Intégration donc par l’école mais aussi par la ville dont Madame François a su mettre à profit la tradition d’accueil. Les maires successifs, de Monsieur Dupont à la fin de le guerre à Monsieur Noachovitch, furent pour elle d’une aide précieuse.

Ses réalisations sur le terrain ne doivent pas faire oublier que Madame François-Unger fut également une théoricienne de l’éducation. Son livre L'adolescent inadapté paru aux Presses Universitaires en 1957 reste une bible pour les enseignants qui ont à s’occuper de cette tranche d’âge difficile entre toutes. Il est dédié au professeur H. Wallon qui resta jusqu’au bout son ami. On y lit non pas d’assommantes théories abstraites, conçues dans le calme rassurant d’une bibliothèque, mais l'expérience d’une praticienne illustrée d’exemples vivants et le tout écrit dans une langue fuyant l'obscurité et le jargon pédagogique.

Le souvenir de Madame François-Unger ne saurait être dissocié du souvenir de son fils, l'historien Fred Kupferman, maître de conférences à la Sorbonne, disparu si brusquement il y a maintenant trois ans. Sa mort, en laissant sa mère inconsolable, a brisé une œuvre qui s’annonçait importante pour l'étude de l’histoire contemporaine.
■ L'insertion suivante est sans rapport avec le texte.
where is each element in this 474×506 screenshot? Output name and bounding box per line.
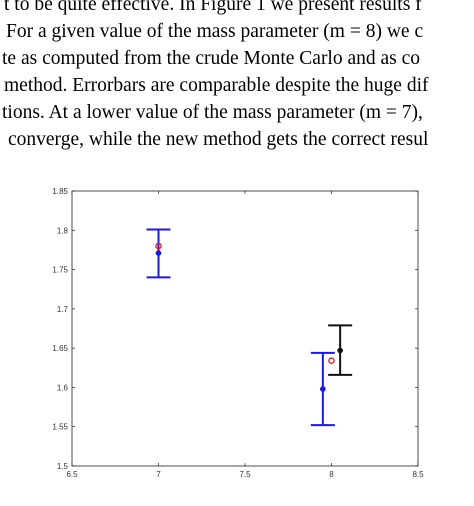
data-point-open — [155, 242, 162, 250]
y-tick-label: 1.85 — [52, 187, 68, 196]
y-tick-label: 1.8 — [57, 226, 69, 235]
text-line: For a given value of the mass parameter … — [6, 21, 424, 42]
y-tick-label: 1.5 — [57, 462, 69, 471]
x-tick-label: 7 — [156, 470, 161, 479]
y-tick-label: 1.55 — [52, 423, 68, 432]
paper-text: t to be quite effective. In Figure 1 we … — [0, 0, 474, 190]
x-tick-label: 8.5 — [412, 470, 424, 479]
plot-axes — [71, 190, 419, 467]
y-tick-label: 1.75 — [52, 266, 68, 275]
data-point — [155, 250, 162, 256]
y-tick-label: 1.7 — [57, 305, 69, 314]
x-tick-label: 8 — [329, 470, 334, 479]
text-line: te as computed from the crude Monte Carl… — [2, 48, 421, 69]
x-tick-label: 7.5 — [239, 470, 251, 479]
data-marks — [146, 228, 353, 427]
axis-ticks: 6.5 7 7.5 8 8.5 1.5 1.55 1.6 1.65 1.7 1.75 1.8 1.85 — [52, 187, 424, 479]
data-point — [337, 347, 343, 354]
data-point-open — [328, 357, 335, 365]
text-line: converge, while the new method gets the … — [8, 129, 429, 150]
data-point — [320, 386, 326, 392]
y-tick-label: 1.65 — [52, 344, 68, 353]
text-line: method. Errorbars are comparable despite… — [4, 75, 429, 96]
x-tick-label: 6.5 — [66, 470, 78, 479]
plot-frame — [71, 190, 419, 467]
text-line: tions. At a lower value of the mass para… — [2, 102, 423, 123]
y-tick-label: 1.6 — [57, 383, 69, 392]
text-line: t to be quite effective. In Figure 1 we … — [4, 0, 422, 15]
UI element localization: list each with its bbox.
Que sa mémoire soit ici évoquée pour être réunie dans le chagrin qui nous affecte tous si profondément.

André Duchesne

Les quatre fondatrices (Mme François-Unger est la deuxième à partir de la gauche)

Note : Nous avons publié dans le numéro deux de notre revue, un petit article de Madame François, des notes de Monsieur SOIN, ainsi que des poèmes de jeunes poètes du Renouveau.